Through my research I have seen many different ways to do the migration however I am looking for your recommendation on which one to implement. So far it looks like Syncing servers is the best. If you have any advice and a link to good articles to explain it would be greatly appreciated !!!!!! Thanks
There are a number of ways to synchronize data between environments – check out “Analysis Services Synchronization Best Practices” at: http://sqlcat.com/technicalnotes/archive/2008/03/16/analysis-services-synchronization-best-practices.aspx. This should handle both the migration aspect (presuming they are all using the same data source, otherwise perhaps just deploy the cube XMLA) and the DR environment.

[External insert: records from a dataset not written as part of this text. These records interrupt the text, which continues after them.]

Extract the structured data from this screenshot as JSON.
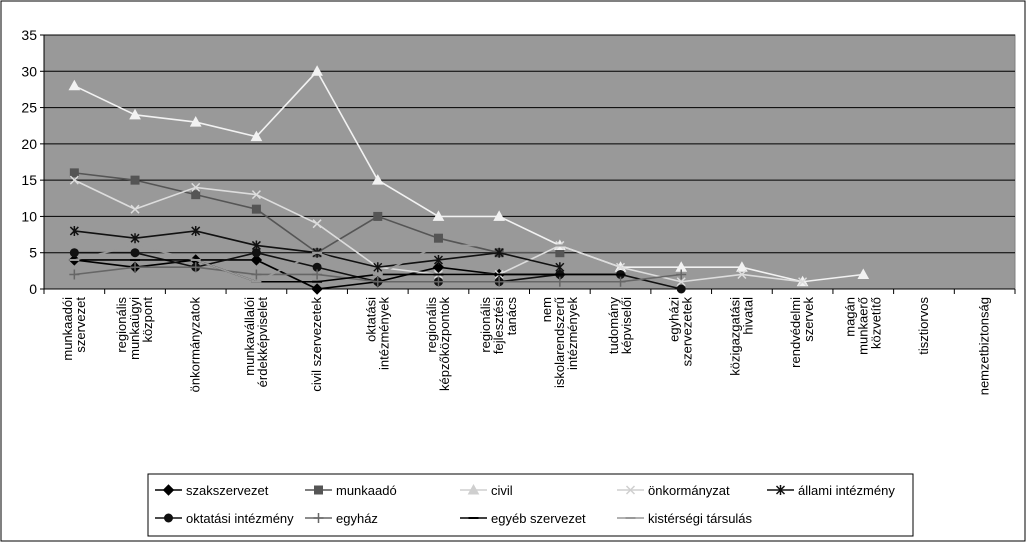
{
  "chart_data": {
    "type": "line",
    "title": "",
    "xlabel": "",
    "ylabel": "",
    "ylim": [
      0,
      35
    ],
    "yticks": [
      0,
      5,
      10,
      15,
      20,
      25,
      30,
      35
    ],
    "grid": true,
    "legend_position": "bottom",
    "categories": [
      [
        "munkaadói",
        "szervezet"
      ],
      [
        "regionális",
        "munkaügyi",
        "központ"
      ],
      [
        "önkormányzatok"
      ],
      [
        "munkavállalói",
        "érdekképviselet"
      ],
      [
        "civil szervezetek"
      ],
      [
        "oktatási",
        "intézmények"
      ],
      [
        "regionális",
        "képzőközpontok"
      ],
      [
        "regionális",
        "fejlesztési",
        "tanács"
      ],
      [
        "nem",
        "iskolarendszerű",
        "intézmények"
      ],
      [
        "tudomány",
        "képviselői"
      ],
      [
        "egyházi",
        "szervezetek"
      ],
      [
        "közigazgatási",
        "hivatal"
      ],
      [
        "rendvédelmi",
        "szervek"
      ],
      [
        "magán",
        "munkaerő",
        "közvetítő"
      ],
      [
        "tisztiorvos"
      ],
      [
        "nemzetbiztonság"
      ]
    ],
    "series": [
      {
        "name": "szakszervezet",
        "color": "#000000",
        "marker": "diamond",
        "values": [
          4,
          3,
          4,
          4,
          0,
          1,
          3,
          2,
          2,
          null,
          null,
          null,
          null,
          null,
          null,
          null
        ]
      },
      {
        "name": "munkaadó",
        "color": "#555555",
        "marker": "square",
        "values": [
          16,
          15,
          13,
          11,
          5,
          10,
          7,
          5,
          5,
          null,
          null,
          null,
          null,
          null,
          null,
          null
        ]
      },
      {
        "name": "civil",
        "color": "#f2f2f2",
        "marker": "triangle",
        "values": [
          28,
          24,
          23,
          21,
          30,
          15,
          10,
          10,
          6,
          3,
          3,
          3,
          1,
          2,
          null,
          null
        ]
      },
      {
        "name": "önkormányzat",
        "color": "#dddddd",
        "marker": "x",
        "values": [
          15,
          11,
          14,
          13,
          9,
          3,
          2,
          2,
          6,
          3,
          1,
          2,
          1,
          null,
          null,
          null
        ]
      },
      {
        "name": "állami intézmény",
        "color": "#111111",
        "marker": "star",
        "values": [
          8,
          7,
          8,
          6,
          5,
          3,
          4,
          5,
          3,
          null,
          null,
          null,
          null,
          null,
          null,
          null
        ]
      },
      {
        "name": "oktatási intézmény",
        "color": "#111111",
        "marker": "circle",
        "values": [
          5,
          5,
          3,
          5,
          3,
          1,
          1,
          1,
          2,
          2,
          0,
          null,
          null,
          null,
          null,
          null
        ]
      },
      {
        "name": "egyház",
        "color": "#666666",
        "marker": "plus",
        "values": [
          2,
          3,
          3,
          2,
          2,
          1,
          1,
          1,
          1,
          1,
          2,
          null,
          null,
          null,
          null,
          null
        ]
      },
      {
        "name": "egyéb szervezet",
        "color": "#000000",
        "marker": "dash",
        "values": [
          4,
          4,
          4,
          1,
          1,
          2,
          2,
          2,
          2,
          2,
          null,
          null,
          null,
          null,
          null,
          null
        ]
      },
      {
        "name": "kistérségi társulás",
        "color": "#999999",
        "marker": "dash",
        "values": [
          4,
          6,
          4,
          1,
          5,
          2,
          6,
          6,
          6,
          null,
          null,
          null,
          null,
          null,
          null,
          null
        ]
      }
    ]
  }
}
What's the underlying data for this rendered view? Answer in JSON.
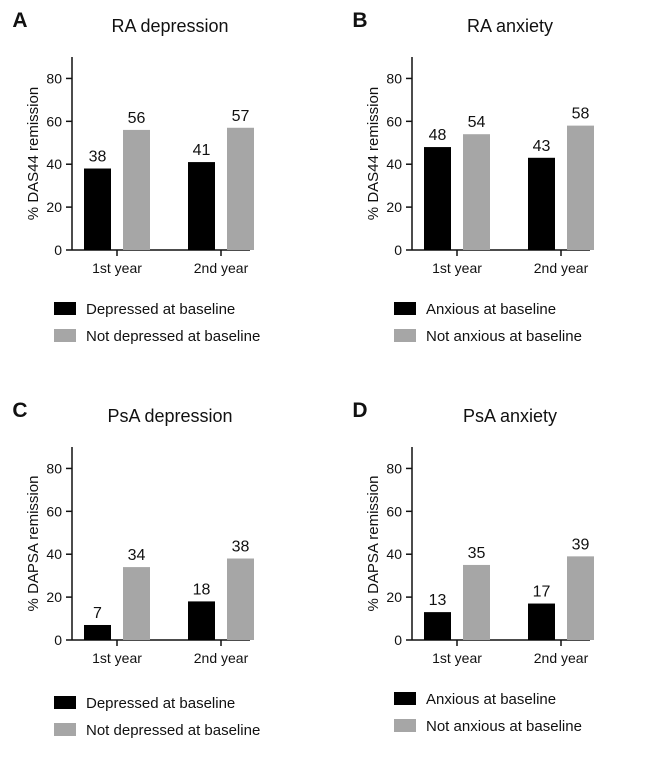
{
  "colors": {
    "series1": "#000000",
    "series2": "#a6a6a6",
    "axis": "#111111"
  },
  "chart_data": [
    {
      "panel": "A",
      "type": "bar",
      "title": "RA depression",
      "ylabel": "% DAS44 remission",
      "categories": [
        "1st year",
        "2nd year"
      ],
      "ylim": [
        0,
        90
      ],
      "yticks": [
        0,
        20,
        40,
        60,
        80
      ],
      "series": [
        {
          "name": "Depressed at baseline",
          "values": [
            38,
            41
          ],
          "color": "#000000"
        },
        {
          "name": "Not depressed at baseline",
          "values": [
            56,
            57
          ],
          "color": "#a6a6a6"
        }
      ],
      "legend": "bottom"
    },
    {
      "panel": "B",
      "type": "bar",
      "title": "RA anxiety",
      "ylabel": "% DAS44 remission",
      "categories": [
        "1st year",
        "2nd year"
      ],
      "ylim": [
        0,
        90
      ],
      "yticks": [
        0,
        20,
        40,
        60,
        80
      ],
      "series": [
        {
          "name": "Anxious at baseline",
          "values": [
            48,
            43
          ],
          "color": "#000000"
        },
        {
          "name": "Not anxious at baseline",
          "values": [
            54,
            58
          ],
          "color": "#a6a6a6"
        }
      ],
      "legend": "bottom"
    },
    {
      "panel": "C",
      "type": "bar",
      "title": "PsA depression",
      "ylabel": "% DAPSA remission",
      "categories": [
        "1st year",
        "2nd year"
      ],
      "ylim": [
        0,
        90
      ],
      "yticks": [
        0,
        20,
        40,
        60,
        80
      ],
      "series": [
        {
          "name": "Depressed at baseline",
          "values": [
            7,
            18
          ],
          "color": "#000000"
        },
        {
          "name": "Not depressed at baseline",
          "values": [
            34,
            38
          ],
          "color": "#a6a6a6"
        }
      ],
      "legend": "bottom"
    },
    {
      "panel": "D",
      "type": "bar",
      "title": "PsA anxiety",
      "ylabel": "% DAPSA remission",
      "categories": [
        "1st year",
        "2nd year"
      ],
      "ylim": [
        0,
        90
      ],
      "yticks": [
        0,
        20,
        40,
        60,
        80
      ],
      "series": [
        {
          "name": "Anxious at baseline",
          "values": [
            13,
            17
          ],
          "color": "#000000"
        },
        {
          "name": "Not anxious at baseline",
          "values": [
            35,
            39
          ],
          "color": "#a6a6a6"
        }
      ],
      "legend": "bottom"
    }
  ]
}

HTH!
I posted the following in the MSDN Forums Database Engine section:
One of my replies there references your book “Professional Microsoft® PowerPivot for Excel® and SharePoint®”. The steps in the book say to install SQL 2008 R2 and the Contoso BI sample database. However, my attempt at restoring the .bak file fails with the error described in the forum question.
I assume that you must have been able to make this database work with R2. Can you please tell me how?
As per the thread, I take it that this has been resolved now?
This is resolved, yes. Thank!
– Mark Z.
Hi Danny, I read about Maestro Program, but I didn’t see in the Microsoft Official site any kind of Pre-Requisites. Do you have any kind of information about it? Thx!
Hello Denny, great information in the Report Server Catalog Best Practices article! In the section talking about the SSRS Windows/Web Services and the report server catalog on the same server, how could one distinguish/quantify between what would be considered a “small” environment versus an “enterprise” environment? Thanks
Good call out – in general, the difference between enterprise vs. small is the sheer volume of users (especially concurrent users) trying to use your system. But it’s also how heavy of a workload is applied to your system as well. Once we’re talking about hundreds or thousands of users with queries that are >5min (some going into hours), I think we’re safe in the enterprise category. HTH!
My company is working on anonymizing health data and cross referencing ot with voter data to provide PII compliant online ad targeting. Your work in 2007 was fascinating to me, I’d love to chat if you have the time and inclination.
Sure – sorry for the delay! DM via @dennylee and let’s chat, eh?!
I recently tested connecting spark to tableau with hive 0.13 configuration and surprisingly we found spark is not thread safe. Multiple users are not able to connect tableau and work with it at the same time . For one user it works perfectly fine. Do u have any comments on that or may be any procedure we need to follow to not encounter this problem.